De Beers Agrees to Botswana Sales Arm
February 09, 05 by Albert Robinson
De Beers has agreed with Botswana to create a local sales arm to promote more local processing of gems, the diamond giant's Managing Director Gareth Penny said. Details of the marketing joint venture still needed to be agreed with the Botswana government, Penny told Reuters.
In the meantime, the DTC has already encouraged foreign firms to set up four polishing factories in Botswana, Penny told journalists on the sidelines of a mining conference in Cape Town.
The Botswana finance minister referred to the joint venture in his budget speech on Monday, saying a deal was expected to signed by June.
Botswana -- the world's largest producer of diamonds by value -- and other African countries want a part of the value adding process, such as polishing the stones, in order to create jobs and promote economic growth rather than simply seeing the rough stones shipped abroad.
The idea for the sales venture arose during talks over renewing De Beers' rights to operate some of the world's most valuable diamond mines in Botswana, but Penny denied suggestions that the DTC was pressured by Botswana into agreeing to the venture in return for the renewal.

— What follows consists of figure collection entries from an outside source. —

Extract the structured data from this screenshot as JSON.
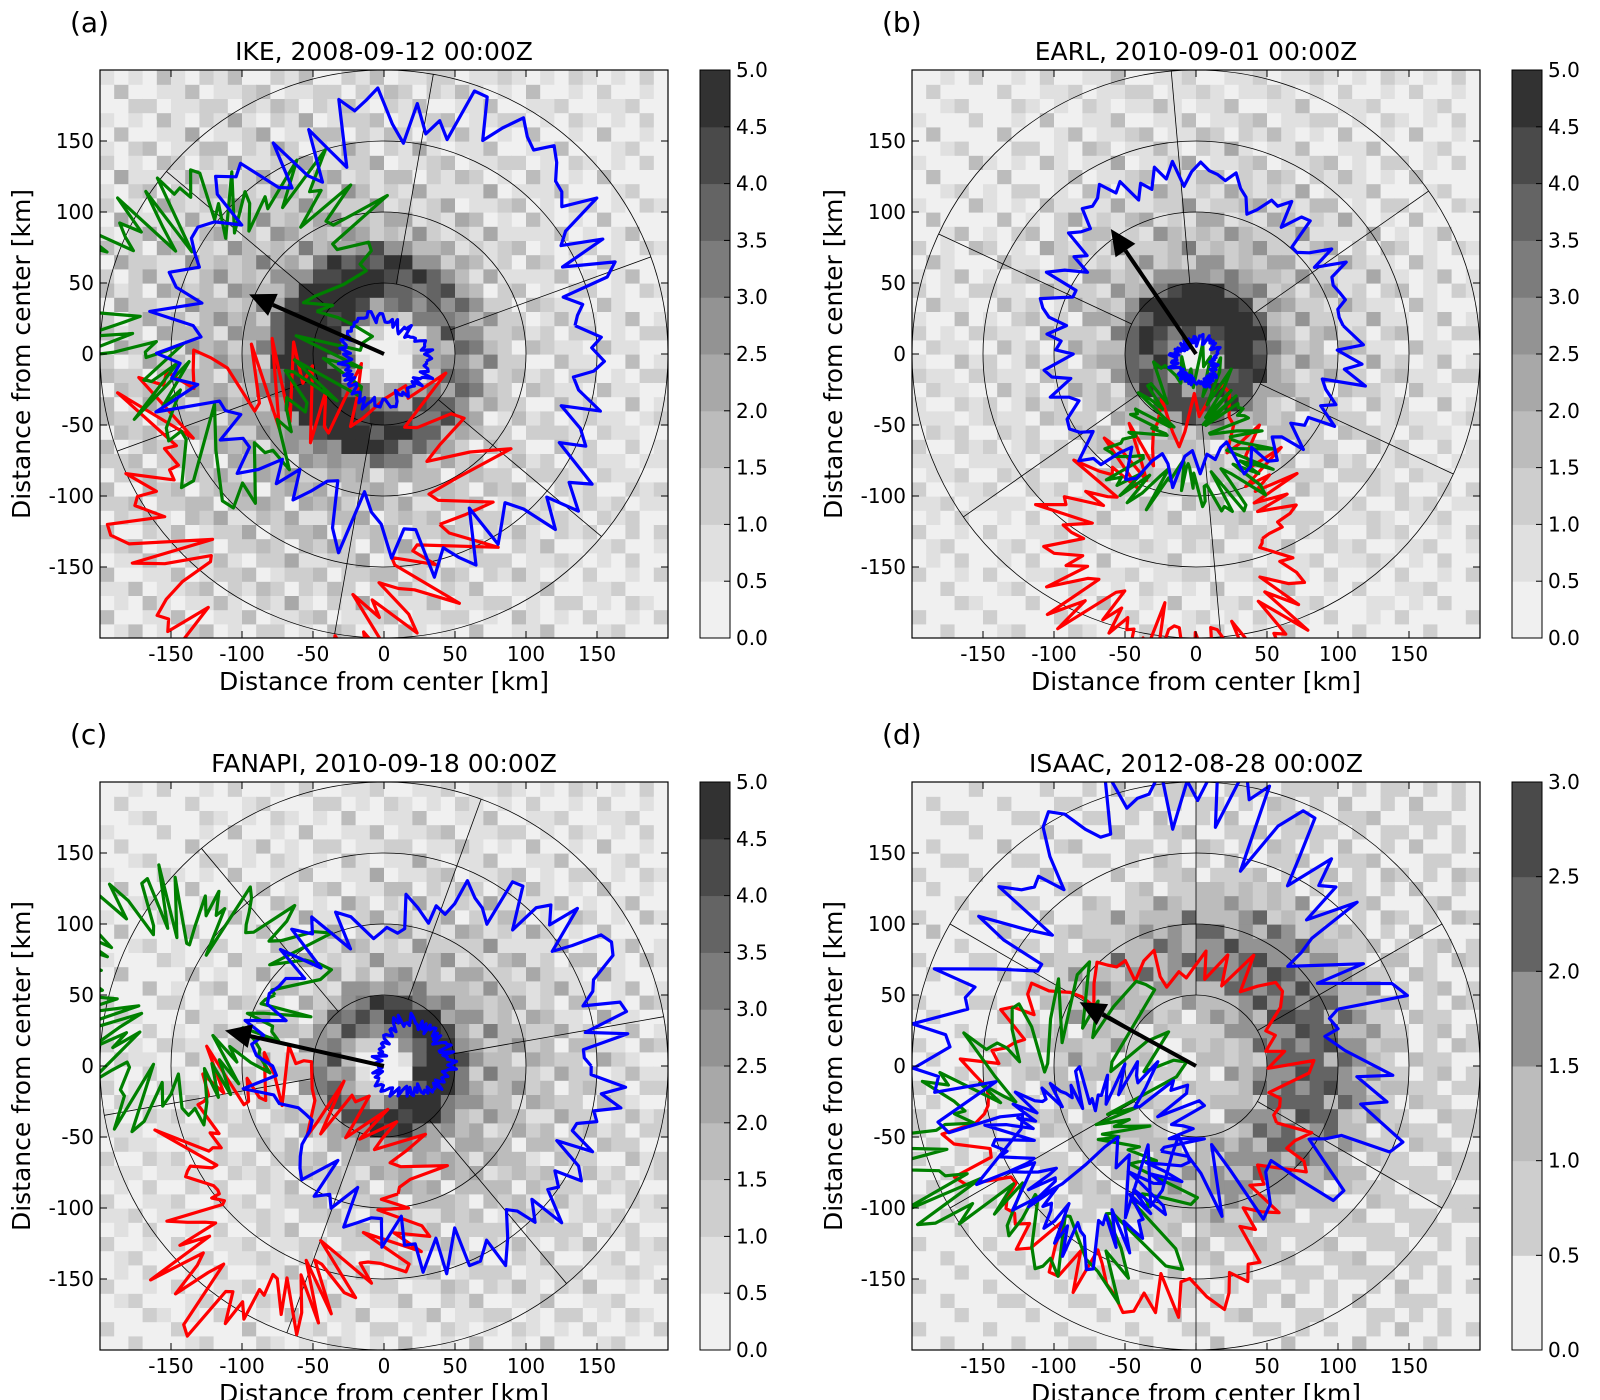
{
  "chart_data": [
    {
      "type": "heatmap",
      "panel_label": "(a)",
      "title": "IKE, 2008-09-12 00:00Z",
      "xlabel": "Distance from center [km]",
      "ylabel": "Distance from center [km]",
      "xlim": [
        -200,
        200
      ],
      "ylim": [
        -200,
        200
      ],
      "xticks": [
        -150,
        -100,
        -50,
        0,
        50,
        100,
        150
      ],
      "yticks": [
        -150,
        -100,
        -50,
        0,
        50,
        100,
        150
      ],
      "range_rings_km": [
        50,
        100,
        150,
        200
      ],
      "radial_spokes_deg": [
        20,
        80,
        140,
        200,
        260,
        320
      ],
      "colorbar": {
        "ticks": [
          "0.0",
          "0.5",
          "1.0",
          "1.5",
          "2.0",
          "2.5",
          "3.0",
          "3.5",
          "4.0",
          "4.5",
          "5.0"
        ],
        "max": 5.0
      },
      "field": {
        "eye_radius_km": 25,
        "eyewall_radius_km": 55,
        "peak": 4.8,
        "width_km": 30,
        "outer_decay_km": 140,
        "asymmetry": 0.35,
        "asym_dir_deg": 180
      },
      "arrow": {
        "from": [
          0,
          0
        ],
        "to": [
          -95,
          42
        ]
      },
      "contours": {
        "blue": {
          "center": [
            10,
            20
          ],
          "radius_km": 150,
          "noise_km": 25,
          "seed": 11
        },
        "green": {
          "center": [
            -110,
            30
          ],
          "radius_km": 90,
          "noise_km": 35,
          "seed": 12
        },
        "red": {
          "center": [
            -60,
            -120
          ],
          "radius_km": 110,
          "noise_km": 35,
          "seed": 13
        },
        "blue_inner": {
          "center": [
            0,
            -5
          ],
          "radius_km": 30,
          "noise_km": 6,
          "seed": 14
        }
      }
    },
    {
      "type": "heatmap",
      "panel_label": "(b)",
      "title": "EARL, 2010-09-01 00:00Z",
      "xlabel": "Distance from center [km]",
      "ylabel": "Distance from center [km]",
      "xlim": [
        -200,
        200
      ],
      "ylim": [
        -200,
        200
      ],
      "xticks": [
        -150,
        -100,
        -50,
        0,
        50,
        100,
        150
      ],
      "yticks": [
        -150,
        -100,
        -50,
        0,
        50,
        100,
        150
      ],
      "range_rings_km": [
        50,
        100,
        150,
        200
      ],
      "radial_spokes_deg": [
        35,
        95,
        155,
        215,
        275,
        335
      ],
      "colorbar": {
        "ticks": [
          "0.0",
          "0.5",
          "1.0",
          "1.5",
          "2.0",
          "2.5",
          "3.0",
          "3.5",
          "4.0",
          "4.5",
          "5.0"
        ],
        "max": 5.0
      },
      "field": {
        "eye_radius_km": 12,
        "eyewall_radius_km": 35,
        "peak": 5.0,
        "width_km": 25,
        "outer_decay_km": 110,
        "asymmetry": 0.2,
        "asym_dir_deg": 70
      },
      "arrow": {
        "from": [
          0,
          0
        ],
        "to": [
          -60,
          88
        ]
      },
      "contours": {
        "blue": {
          "center": [
            0,
            20
          ],
          "radius_km": 105,
          "noise_km": 15,
          "seed": 21
        },
        "green": {
          "center": [
            -5,
            -60
          ],
          "radius_km": 40,
          "noise_km": 20,
          "seed": 22
        },
        "red": {
          "center": [
            -10,
            -130
          ],
          "radius_km": 80,
          "noise_km": 25,
          "seed": 23
        },
        "blue_inner": {
          "center": [
            0,
            -5
          ],
          "radius_km": 15,
          "noise_km": 4,
          "seed": 24
        }
      }
    },
    {
      "type": "heatmap",
      "panel_label": "(c)",
      "title": "FANAPI, 2010-09-18 00:00Z",
      "xlabel": "Distance from center [km]",
      "ylabel": "Distance from center [km]",
      "xlim": [
        -200,
        200
      ],
      "ylim": [
        -200,
        200
      ],
      "xticks": [
        -150,
        -100,
        -50,
        0,
        50,
        100,
        150
      ],
      "yticks": [
        -150,
        -100,
        -50,
        0,
        50,
        100,
        150
      ],
      "range_rings_km": [
        50,
        100,
        150,
        200
      ],
      "radial_spokes_deg": [
        10,
        70,
        130,
        190,
        250,
        310
      ],
      "colorbar": {
        "ticks": [
          "0.0",
          "0.5",
          "1.0",
          "1.5",
          "2.0",
          "2.5",
          "3.0",
          "3.5",
          "4.0",
          "4.5",
          "5.0"
        ],
        "max": 5.0
      },
      "field": {
        "eye_radius_km": 20,
        "eyewall_radius_km": 40,
        "peak": 4.6,
        "width_km": 22,
        "outer_decay_km": 120,
        "asymmetry": 0.3,
        "asym_dir_deg": 0
      },
      "arrow": {
        "from": [
          0,
          0
        ],
        "to": [
          -112,
          25
        ]
      },
      "contours": {
        "blue": {
          "center": [
            40,
            0
          ],
          "radius_km": 120,
          "noise_km": 20,
          "seed": 31
        },
        "green": {
          "center": [
            -140,
            50
          ],
          "radius_km": 70,
          "noise_km": 30,
          "seed": 32
        },
        "red": {
          "center": [
            -70,
            -90
          ],
          "radius_km": 80,
          "noise_km": 30,
          "seed": 33
        },
        "blue_inner": {
          "center": [
            20,
            5
          ],
          "radius_km": 25,
          "noise_km": 5,
          "seed": 34
        }
      }
    },
    {
      "type": "heatmap",
      "panel_label": "(d)",
      "title": "ISAAC, 2012-08-28 00:00Z",
      "xlabel": "Distance from center [km]",
      "ylabel": "Distance from center [km]",
      "xlim": [
        -200,
        200
      ],
      "ylim": [
        -200,
        200
      ],
      "xticks": [
        -150,
        -100,
        -50,
        0,
        50,
        100,
        150
      ],
      "yticks": [
        -150,
        -100,
        -50,
        0,
        50,
        100,
        150
      ],
      "range_rings_km": [
        50,
        100,
        150,
        200
      ],
      "radial_spokes_deg": [
        30,
        90,
        150,
        210,
        270,
        330
      ],
      "colorbar": {
        "ticks": [
          "0.0",
          "0.5",
          "1.0",
          "1.5",
          "2.0",
          "2.5",
          "3.0"
        ],
        "max": 3.0
      },
      "field": {
        "eye_radius_km": 0,
        "eyewall_radius_km": 80,
        "peak": 1.6,
        "width_km": 60,
        "outer_decay_km": 220,
        "asymmetry": 0.4,
        "asym_dir_deg": 20
      },
      "arrow": {
        "from": [
          0,
          0
        ],
        "to": [
          -82,
          45
        ]
      },
      "contours": {
        "blue": {
          "center": [
            -20,
            40
          ],
          "radius_km": 140,
          "noise_km": 35,
          "seed": 41
        },
        "green": {
          "center": [
            -100,
            -50
          ],
          "radius_km": 80,
          "noise_km": 35,
          "seed": 42
        },
        "red": {
          "center": [
            -40,
            -40
          ],
          "radius_km": 115,
          "noise_km": 20,
          "seed": 43
        },
        "blue_inner": {
          "center": [
            -70,
            -60
          ],
          "radius_km": 55,
          "noise_km": 20,
          "seed": 44
        }
      }
    }
  ]
}
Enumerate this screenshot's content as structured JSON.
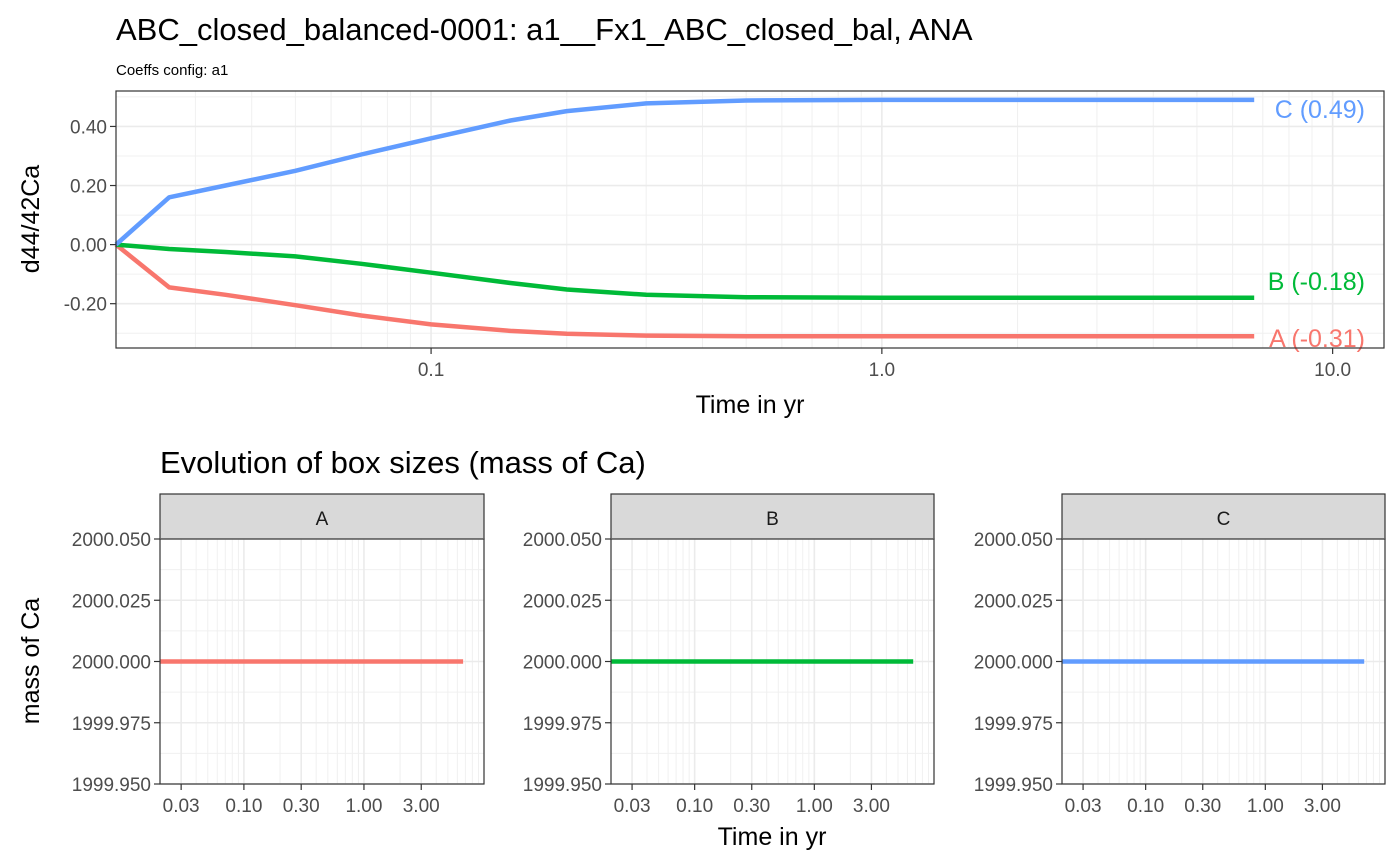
{
  "title": "ABC_closed_balanced-0001: a1__Fx1_ABC_closed_bal, ANA",
  "subtitle": "Coeffs config: a1",
  "colors": {
    "A": "#F8766D",
    "B": "#00BA38",
    "C": "#619CFF"
  },
  "chart_data": [
    {
      "type": "line",
      "xlabel": "Time in yr",
      "ylabel": "d44/42Ca",
      "x_scale": "log10",
      "xlim": [
        0.02,
        13
      ],
      "ylim": [
        -0.35,
        0.52
      ],
      "x_ticks": [
        0.1,
        1.0,
        10.0
      ],
      "x_tick_labels": [
        "0.1",
        "1.0",
        "10.0"
      ],
      "y_ticks": [
        0.4,
        0.2,
        0.0,
        -0.2
      ],
      "y_tick_labels": [
        "0.40",
        "0.20",
        "0.00",
        "-0.20"
      ],
      "grid": true,
      "series": [
        {
          "name": "A",
          "end_label": "A (-0.31)",
          "x": [
            0.02,
            0.02625,
            0.035,
            0.05,
            0.07,
            0.1,
            0.15,
            0.2,
            0.3,
            0.5,
            1.0,
            2.0,
            5.0,
            6.7
          ],
          "values": [
            0.0,
            -0.145,
            -0.17,
            -0.205,
            -0.24,
            -0.27,
            -0.292,
            -0.302,
            -0.308,
            -0.31,
            -0.31,
            -0.31,
            -0.31,
            -0.31
          ]
        },
        {
          "name": "B",
          "end_label": "B (-0.18)",
          "x": [
            0.02,
            0.02625,
            0.035,
            0.05,
            0.07,
            0.1,
            0.15,
            0.2,
            0.3,
            0.5,
            1.0,
            2.0,
            5.0,
            6.7
          ],
          "values": [
            0.0,
            -0.015,
            -0.025,
            -0.04,
            -0.065,
            -0.095,
            -0.13,
            -0.152,
            -0.17,
            -0.178,
            -0.18,
            -0.18,
            -0.18,
            -0.18
          ]
        },
        {
          "name": "C",
          "end_label": "C (0.49)",
          "x": [
            0.02,
            0.02625,
            0.035,
            0.05,
            0.07,
            0.1,
            0.15,
            0.2,
            0.3,
            0.5,
            1.0,
            2.0,
            5.0,
            6.7
          ],
          "values": [
            0.0,
            0.16,
            0.2,
            0.25,
            0.305,
            0.36,
            0.42,
            0.452,
            0.478,
            0.488,
            0.49,
            0.49,
            0.49,
            0.49
          ]
        }
      ]
    },
    {
      "type": "line",
      "title": "Evolution of box sizes (mass of Ca)",
      "xlabel": "Time in yr",
      "ylabel": "mass of Ca",
      "x_scale": "log10",
      "xlim": [
        0.02,
        10
      ],
      "ylim": [
        1999.95,
        2000.05
      ],
      "x_ticks": [
        0.03,
        0.1,
        0.3,
        1.0,
        3.0
      ],
      "x_tick_labels": [
        "0.03",
        "0.10",
        "0.30",
        "1.00",
        "3.00"
      ],
      "y_ticks": [
        2000.05,
        2000.025,
        2000.0,
        1999.975,
        1999.95
      ],
      "y_tick_labels": [
        "2000.050",
        "2000.025",
        "2000.000",
        "1999.975",
        "1999.950"
      ],
      "grid": true,
      "facets": [
        {
          "strip": "A",
          "series": "A",
          "x": [
            0.02,
            6.7
          ],
          "values": [
            2000.0,
            2000.0
          ]
        },
        {
          "strip": "B",
          "series": "B",
          "x": [
            0.02,
            6.7
          ],
          "values": [
            2000.0,
            2000.0
          ]
        },
        {
          "strip": "C",
          "series": "C",
          "x": [
            0.02,
            6.7
          ],
          "values": [
            2000.0,
            2000.0
          ]
        }
      ]
    }
  ]
}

A local sales arm would be a natural progression from Namdeb - the De Beers-Botswana mining joint venture, Penny said.
De Beers has always said it was not viable to polish diamonds in Africa due to tough competition from China and India, where diamonds can be processed for around $10 per carat.
In Botswana, where polishing costs $40-$50 per carat, only high-value diamonds can be economically processed, but a strategy to promote more links between polishers and retailers was making it possible to establish more factories in Africa, Penny said.
"They have to have the downstream distribution strategy that offsets the higher manufacturing costs," Penny said.
Penny said the DTC had opened talks with Namibia on a similar sales venture and was discussing with South Africa bringing more DTC functions such as sorting into the country.
South African Mining Minster Phumzile Mlambo-Ngcuka said on Monday De Beers had been asked to move the DTC headquarters from London to southern Africa, but Penny said this was not feasible.
Basic marketing theory says firms must be close to their clients and most diamond purchasing is done by countries such as the United States, Japan and Europe.
"Quite rightly, the minister is encouraging us, and we are receptive to doing so, to locating into southern Africa the things that can be appropriately situated here," Penny told Reuters.
Speaking to African mining ministers recently, De Beers' Chairman Nicky Oppenheimer said southern African countries should insist miners operate in a way that brings the maximum benefits to their peoples but hinted they should be realistic in their demands.